Munizioni e Controlli: Nuove Ombre Sull’Idf
Proprio riguardo a questa emergenza, l’Associated Press ha rivelato che i contractor americani che sorvegliano i centri di smistamento gestiti dalla Gaza Foundation (il controverso ente sostenuto da USA e Israele ma non dall’Onu) utilizzano munizioni vere e granate stordenti. L’agenzia americana ha raccolto le testimonianze di due contractor, secondo cui parte dei loro colleghi non sono qualificati, né controllati. E ci sono nuove ombre anche sull’Idf: nel raid dei giorni scorsi sull’internet café sarebbe stato usato un ordigno Mk-82 da 230 chili, secondo quanto ha rivelato l’esame dei frammenti. Per gli esperti dei diritti umani è un’arma “illegale”.

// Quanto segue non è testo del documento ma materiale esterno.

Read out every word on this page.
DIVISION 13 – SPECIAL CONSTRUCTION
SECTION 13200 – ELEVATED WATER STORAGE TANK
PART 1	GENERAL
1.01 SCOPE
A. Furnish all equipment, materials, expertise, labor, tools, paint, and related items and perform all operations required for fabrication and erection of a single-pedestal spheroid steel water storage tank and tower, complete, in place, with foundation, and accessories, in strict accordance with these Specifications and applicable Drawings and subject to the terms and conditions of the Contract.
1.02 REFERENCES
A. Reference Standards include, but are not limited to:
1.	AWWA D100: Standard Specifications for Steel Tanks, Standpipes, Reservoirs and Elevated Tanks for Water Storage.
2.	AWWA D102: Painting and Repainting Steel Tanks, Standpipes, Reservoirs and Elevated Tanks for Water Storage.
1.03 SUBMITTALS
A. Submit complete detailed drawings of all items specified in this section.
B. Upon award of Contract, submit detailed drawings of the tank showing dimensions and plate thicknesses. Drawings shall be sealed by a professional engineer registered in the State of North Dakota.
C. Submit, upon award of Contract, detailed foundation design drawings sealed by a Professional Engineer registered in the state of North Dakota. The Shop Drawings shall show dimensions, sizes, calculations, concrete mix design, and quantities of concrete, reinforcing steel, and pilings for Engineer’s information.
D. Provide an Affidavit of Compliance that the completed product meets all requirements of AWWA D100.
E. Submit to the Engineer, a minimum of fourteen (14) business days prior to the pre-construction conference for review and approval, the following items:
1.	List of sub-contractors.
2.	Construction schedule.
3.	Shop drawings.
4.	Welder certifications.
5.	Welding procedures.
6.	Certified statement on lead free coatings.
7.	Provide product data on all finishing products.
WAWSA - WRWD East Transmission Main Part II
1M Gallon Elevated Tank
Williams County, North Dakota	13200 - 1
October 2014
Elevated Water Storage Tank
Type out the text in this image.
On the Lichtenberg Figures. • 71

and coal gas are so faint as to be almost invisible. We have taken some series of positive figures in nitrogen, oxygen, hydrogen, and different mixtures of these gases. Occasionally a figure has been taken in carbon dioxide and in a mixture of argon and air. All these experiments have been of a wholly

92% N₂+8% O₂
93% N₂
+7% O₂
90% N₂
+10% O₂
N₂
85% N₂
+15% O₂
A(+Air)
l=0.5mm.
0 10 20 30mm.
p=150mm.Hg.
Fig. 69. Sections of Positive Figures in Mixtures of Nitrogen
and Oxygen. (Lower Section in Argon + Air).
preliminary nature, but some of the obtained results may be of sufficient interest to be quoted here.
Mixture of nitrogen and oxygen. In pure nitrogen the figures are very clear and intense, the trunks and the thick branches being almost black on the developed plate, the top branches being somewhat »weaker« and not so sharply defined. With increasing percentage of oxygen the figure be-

Rapporto delle Nazioni Unite: Accuse e Chiamate all’Azione
La situazione della popolazione della Striscia è stata oggetto anche di un rapporto presentato a Ginevra dalla relatrice speciale delle Nazioni Unite sui diritti umani nei Territori palestinesi occupati, Francesca Albanese. Nel documento si accusano numerose imprese, a cominciare da produttori di armi e giganti tech – “dalla Lockheed a Leonardo, da Alphabet a Microsoft” – di contribuire al “progetto” di Israele di “sfollamento e sostituzione dei palestinesi nei territori occupati” e si chiede agli Stati membri di imporre un embargo totale sulle armi allo Stato ebraico e di sospendere tutti gli accordi commerciali.
Conclusione
La situazione a Gaza è estremamente complessa e multiforme, con molteplici attori in gioco e molteplici interessi in conflitto. La proposta di cessate il fuoco sostenuta dagli Stati Uniti rappresenta una possibilità di svolta, ma è ancora appesa alla volontà di Hamas di sciogliere la riserva. La popolazione civile continua a pagare un prezzo altissimo, e le accuse di violazioni dei diritti umani e l’uso di armi illegali aggiungono ulteriore tensione alla situazione. Solo un accordo globale e rispettoso dei diritti di tutte le parti può portare alla pace e alla sicurezza a Gaza.